Decreased rate limit on `/v3/device_tag` POST/PATCH

Has the rate limit on /v3/device_tag POST/PATCH requests been dropped recently? We have a script which executes on startup to set tags for properties such as the device serial number and LTE modem identifiers for later use, this previously worked fine, but recently I’m seeing a “Too many requests” response after the first 3 pieces of metadata are reported.

I thought that maybe this was just to discourage repeatedly updating the same values, but despite having updated the script to only do an update if the value has changed I’m still seeing this behaviour. Adding a sleep 60 before making calls to these endpoints results in successful updates, but this does mean it takes a full five minutes to get data from a freshly booted device, which is clearly not ideal.

Devices in question are using their own device key for updates as provided by the Balena Supervisor when io.balena.features.balena-api is active for the container.

Hi,
We have recently indeed introduced a new ratelimiting mechanism for requests originating from device api keys,
Can you clarify how many tags are you setting and how often? Is it just on boot?
Can you also clarify whether you are making the API calls directly or whether you are using our node or python SDK?
In case you are using the python balena-sdk I would recommend updating to the latest version, since we have reduced the number of requests that it does when setting tags.
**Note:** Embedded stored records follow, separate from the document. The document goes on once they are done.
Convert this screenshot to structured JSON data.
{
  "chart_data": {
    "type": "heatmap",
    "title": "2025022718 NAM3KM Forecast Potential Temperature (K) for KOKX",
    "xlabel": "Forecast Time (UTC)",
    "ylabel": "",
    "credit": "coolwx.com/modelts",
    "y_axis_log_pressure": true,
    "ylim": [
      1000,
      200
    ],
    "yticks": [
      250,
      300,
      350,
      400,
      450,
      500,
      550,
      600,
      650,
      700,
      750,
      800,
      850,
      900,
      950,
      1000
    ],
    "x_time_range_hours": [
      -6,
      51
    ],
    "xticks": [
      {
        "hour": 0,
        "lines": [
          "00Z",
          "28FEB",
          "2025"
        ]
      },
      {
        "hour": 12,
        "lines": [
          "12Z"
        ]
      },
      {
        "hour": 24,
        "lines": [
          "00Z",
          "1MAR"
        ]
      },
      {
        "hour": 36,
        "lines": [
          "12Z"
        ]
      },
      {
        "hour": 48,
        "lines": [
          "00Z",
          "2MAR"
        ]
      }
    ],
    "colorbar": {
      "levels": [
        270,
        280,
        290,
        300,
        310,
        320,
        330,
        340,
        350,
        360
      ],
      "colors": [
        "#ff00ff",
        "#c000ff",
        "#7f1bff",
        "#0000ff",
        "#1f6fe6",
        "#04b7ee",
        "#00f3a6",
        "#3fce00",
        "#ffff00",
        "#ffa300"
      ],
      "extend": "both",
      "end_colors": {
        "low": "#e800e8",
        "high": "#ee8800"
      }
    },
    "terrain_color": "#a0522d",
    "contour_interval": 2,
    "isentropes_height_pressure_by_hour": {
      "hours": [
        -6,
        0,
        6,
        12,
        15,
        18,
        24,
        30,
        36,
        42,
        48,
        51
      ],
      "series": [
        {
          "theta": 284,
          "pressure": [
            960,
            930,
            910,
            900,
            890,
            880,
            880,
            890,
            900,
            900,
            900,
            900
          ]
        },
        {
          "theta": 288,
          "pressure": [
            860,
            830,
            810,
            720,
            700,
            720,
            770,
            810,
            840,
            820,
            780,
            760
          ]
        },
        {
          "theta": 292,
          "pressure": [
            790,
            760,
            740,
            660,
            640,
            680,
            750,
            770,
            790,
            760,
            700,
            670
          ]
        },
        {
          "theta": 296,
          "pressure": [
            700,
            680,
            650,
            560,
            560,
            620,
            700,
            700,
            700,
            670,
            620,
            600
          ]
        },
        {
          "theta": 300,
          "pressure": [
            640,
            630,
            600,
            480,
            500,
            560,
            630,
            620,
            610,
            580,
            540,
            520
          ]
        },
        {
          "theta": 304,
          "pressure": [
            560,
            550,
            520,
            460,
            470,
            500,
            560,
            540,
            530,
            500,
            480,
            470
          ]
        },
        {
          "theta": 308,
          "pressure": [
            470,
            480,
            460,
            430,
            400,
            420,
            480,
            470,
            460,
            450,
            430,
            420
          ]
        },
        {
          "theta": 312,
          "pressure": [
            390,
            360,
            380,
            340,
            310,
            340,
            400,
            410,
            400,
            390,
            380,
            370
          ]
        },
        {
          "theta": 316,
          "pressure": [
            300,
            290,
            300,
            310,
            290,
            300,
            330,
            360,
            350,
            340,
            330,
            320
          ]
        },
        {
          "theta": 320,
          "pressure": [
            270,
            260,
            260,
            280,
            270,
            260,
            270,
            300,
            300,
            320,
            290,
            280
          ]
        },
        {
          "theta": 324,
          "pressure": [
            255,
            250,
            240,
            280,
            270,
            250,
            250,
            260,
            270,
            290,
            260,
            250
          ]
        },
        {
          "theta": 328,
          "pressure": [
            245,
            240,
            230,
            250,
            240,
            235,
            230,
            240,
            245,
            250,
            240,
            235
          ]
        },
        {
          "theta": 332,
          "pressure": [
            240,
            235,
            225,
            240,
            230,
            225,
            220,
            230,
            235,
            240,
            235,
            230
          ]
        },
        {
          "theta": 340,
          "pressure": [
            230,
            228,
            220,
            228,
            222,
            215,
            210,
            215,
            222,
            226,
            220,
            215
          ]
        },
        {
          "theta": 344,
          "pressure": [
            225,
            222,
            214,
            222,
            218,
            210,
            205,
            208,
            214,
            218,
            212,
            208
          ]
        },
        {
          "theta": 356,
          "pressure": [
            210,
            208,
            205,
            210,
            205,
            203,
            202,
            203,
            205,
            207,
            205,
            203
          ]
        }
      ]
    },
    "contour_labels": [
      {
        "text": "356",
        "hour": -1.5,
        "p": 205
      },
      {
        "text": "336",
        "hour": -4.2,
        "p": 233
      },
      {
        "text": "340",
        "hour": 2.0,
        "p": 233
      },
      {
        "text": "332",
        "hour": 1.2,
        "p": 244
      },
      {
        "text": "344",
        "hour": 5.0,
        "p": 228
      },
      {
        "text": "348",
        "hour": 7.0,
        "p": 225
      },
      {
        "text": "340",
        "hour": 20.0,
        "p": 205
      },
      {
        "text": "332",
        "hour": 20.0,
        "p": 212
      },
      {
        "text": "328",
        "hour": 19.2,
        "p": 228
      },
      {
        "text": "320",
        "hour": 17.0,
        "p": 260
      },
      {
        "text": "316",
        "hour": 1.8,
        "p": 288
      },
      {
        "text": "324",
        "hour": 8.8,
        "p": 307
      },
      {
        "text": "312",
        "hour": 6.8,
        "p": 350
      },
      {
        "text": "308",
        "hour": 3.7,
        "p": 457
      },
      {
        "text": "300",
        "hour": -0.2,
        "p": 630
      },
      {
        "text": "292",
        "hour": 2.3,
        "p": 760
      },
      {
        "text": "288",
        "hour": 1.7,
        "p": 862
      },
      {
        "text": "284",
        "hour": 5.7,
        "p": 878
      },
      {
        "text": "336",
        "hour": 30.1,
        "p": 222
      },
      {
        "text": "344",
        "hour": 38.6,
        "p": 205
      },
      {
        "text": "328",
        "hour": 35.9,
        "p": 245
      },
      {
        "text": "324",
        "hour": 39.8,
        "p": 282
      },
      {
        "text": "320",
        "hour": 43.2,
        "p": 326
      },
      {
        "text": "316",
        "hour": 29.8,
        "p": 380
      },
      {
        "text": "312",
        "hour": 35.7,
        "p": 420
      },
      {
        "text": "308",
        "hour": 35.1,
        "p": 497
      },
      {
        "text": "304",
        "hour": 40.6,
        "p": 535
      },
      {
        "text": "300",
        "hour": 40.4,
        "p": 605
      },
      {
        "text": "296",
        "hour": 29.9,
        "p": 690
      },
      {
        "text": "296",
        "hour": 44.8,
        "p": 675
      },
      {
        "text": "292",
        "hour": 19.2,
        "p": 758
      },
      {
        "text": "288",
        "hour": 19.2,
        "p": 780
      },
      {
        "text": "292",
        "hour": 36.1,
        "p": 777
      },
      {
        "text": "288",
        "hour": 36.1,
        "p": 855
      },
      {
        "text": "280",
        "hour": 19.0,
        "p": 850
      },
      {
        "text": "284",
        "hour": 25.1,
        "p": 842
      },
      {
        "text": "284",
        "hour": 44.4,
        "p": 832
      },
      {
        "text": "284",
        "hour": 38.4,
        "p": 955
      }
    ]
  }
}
With regards to your new approach of updating only tags what you can tell are changed, this is indeed the suggested approach.
More specifically fetching all the device tags of the given device that you plan to set in one request and then setting the ones that are missing or different.

Kind regards,
Thodoris

Yup, we’re setting tags when the device boots, and are taking the approach you’ve suggested of pulling down all tags and only updating ones that need it, we’re just using a fairly dumb wrapper around curl for this. No issues since, just wanted to flag this really.